Повелитель тяжко вздохнул, опустил на голову склоненного перед ним юноши свою крепкую твердую ладонь, слегка потрепал. Так, как будто бы перед ним сидел родной сын.

— Бедный юноша, ты не виноват в безрассудстве моего мальчика. Но наказание твое будет серьезным. Заклинаю тебя быть всегда рядом с Юсом. Не спускай с него глаз и обо всем, что происходит с моим сыном, ты будешь докладывать лично мне. А если… меня … не станет, то старейшине деймов, кем бы тот ни был. — Ференс Соэль смотрел в глаза Жуссу и ему казалось, что в тот момент решалась вся его дальнейшая судьба. Он хотел быть преданным своему повелителю, но также не хотел подводить и друга. Повелитель понял его борьбу и сказал, — Я понимаю, на что похоже мое предложение, но только так я смогу его вернуть. Когда-нибудь он поймет, что заблуждался. В этом я полностью уверен. Я могу надеяться на тебя, мой мальчик?

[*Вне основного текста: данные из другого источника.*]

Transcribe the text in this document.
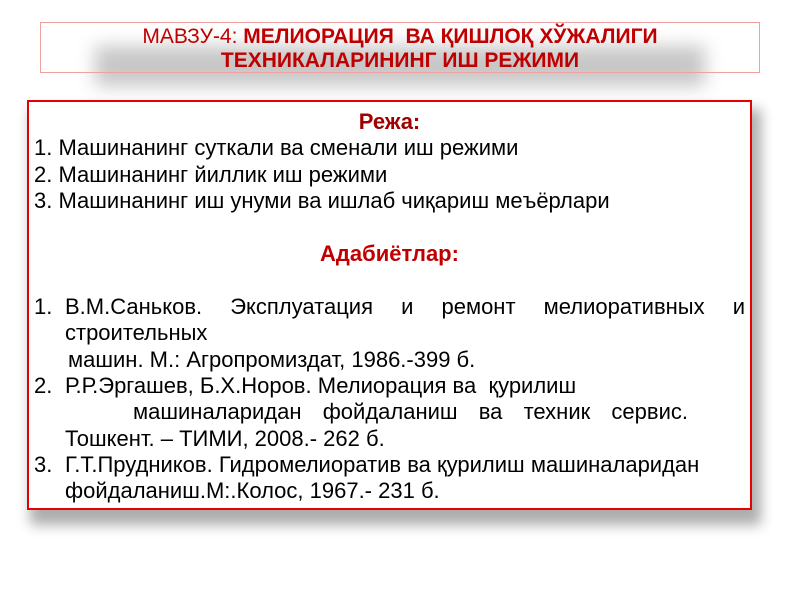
МАВЗУ-4: МЕЛИОРАЦИЯ  ВА ҚИШЛОҚ ХЎЖАЛИГИ
ТЕХНИКАЛАРИНИНГ ИШ РЕЖИМИ
Режа:
1. Машинанинг суткали ва сменали иш режими
2. Машинанинг йиллик иш режими
3. Машинанинг иш унуми ва ишлаб чиқариш меъёрлари
Адабиётлар:
1. В.М.Саньков. Эксплуатация и ремонт мелиоративных и
строительных
машин. М.: Агропромиздат, 1986.-399 б.
2. Р.Р.Эргашев, Б.Х.Норов. Мелиорация ва  қурилиш
машиналаридан фойдаланиш ва техник сервис.
Тошкент. – ТИМИ, 2008.- 262 б.
3. Г.Т.Прудников. Гидромелиоратив ва қурилиш машиналаридан
фойдаланиш.М:.Колос, 1967.- 231 б.
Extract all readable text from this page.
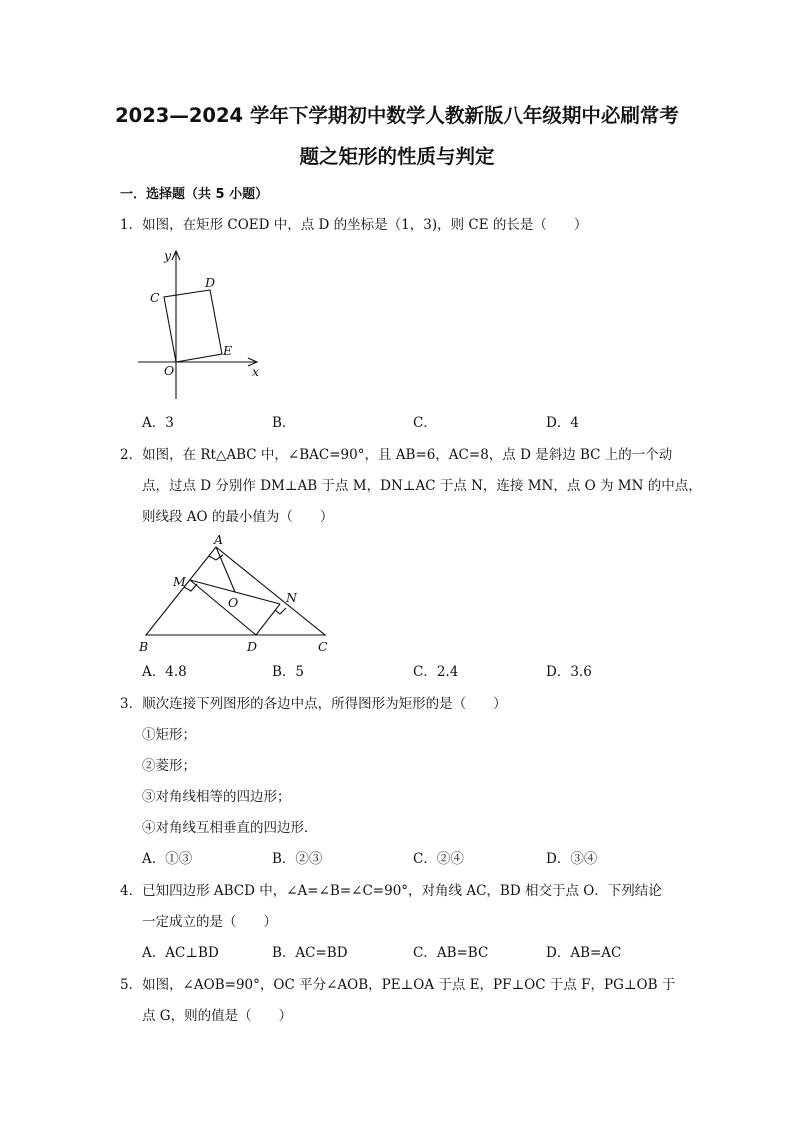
2023—2024 学年下学期初中数学人教新版八年级期中必刷常考
题之矩形的性质与判定
一．选择题（共 5 小题）
1．如图，在矩形 COED 中，点 D 的坐标是（1，3)，则 CE 的长是（　　）
y
D
C
E
O	x
A．3	B．	C．	D．4
2．如图，在 Rt△ABC 中，∠BAC=90°，且 AB=6，AC=8，点 D 是斜边 BC 上的一个动
点，过点 D 分别作 DM⊥AB 于点 M，DN⊥AC 于点 N，连接 MN，点 O 为 MN 的中点，
则线段 AO 的最小值为（　　）
A
M
O	N
B	D	C
A．4.8	B．5	C．2.4	D．3.6
3．顺次连接下列图形的各边中点，所得图形为矩形的是（　　）
①矩形；
②菱形；
③对角线相等的四边形；
④对角线互相垂直的四边形．
A．①③	B．②③	C．②④	D．③④
4．已知四边形 ABCD 中，∠A=∠B=∠C=90°，对角线 AC，BD 相交于点 O．下列结论
一定成立的是（　　）
A．AC⊥BD	B．AC=BD	C．AB=BC	D．AB=AC
5．如图，∠AOB=90°，OC 平分∠AOB，PE⊥OA 于点 E，PF⊥OC 于点 F，PG⊥OB 于
点 G，则的值是（　　）
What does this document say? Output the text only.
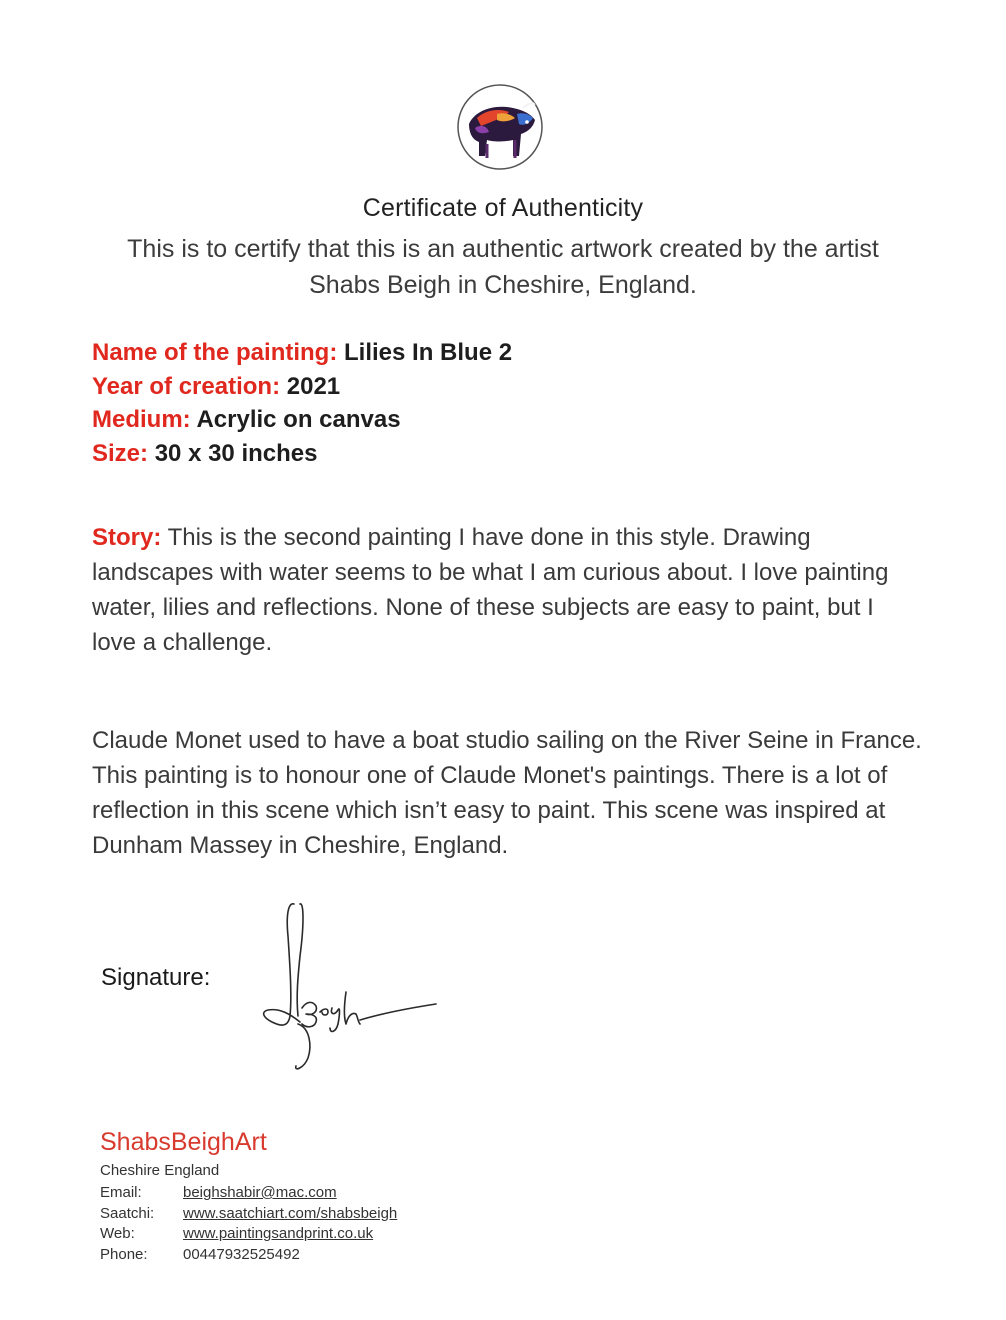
Certificate of Authenticity
This is to certify that this is an authentic artwork created by the artist
Shabs Beigh in Cheshire, England.
Name of the painting: Lilies In Blue 2
Year of creation: 2021
Medium: Acrylic on canvas
Size: 30 x 30 inches
Story: This is the second painting I have done in this style. Drawing landscapes with water seems to be what I am curious about. I love painting water, lilies and reflections. None of these subjects are easy to paint, but I love a challenge.
Claude Monet used to have a boat studio sailing on the River Seine in France. This painting is to honour one of Claude Monet's paintings. There is a lot of reflection in this scene which isn’t easy to paint. This scene was inspired at Dunham Massey in Cheshire, England.
Signature:
ShabsBeighArt
Cheshire England
Email:	beighshabir@mac.com
Saatchi:	www.saatchiart.com/shabsbeigh
Web:	www.paintingsandprint.co.uk
Phone:	00447932525492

— Да, — ответил тогда Жусс.

Ему казалось, что слова Ференса Соэля справедливы и не лишены смысла. Юс сделал всё не так, совсем не так, как от него ожидали. Он не вернулся и начал жестокую игру против деймов, отца и собственного брата.

— Учитель… — тихий голос вывел его из задумчивости.

Очнувшись от раздумий, Жусс медленно обвел взглядом комнату, будто забыл, где находится. Он сидел в удобной позе, в кресле, напротив постели больной и машинально перебирал жемчужины. За окном наступали сумерки.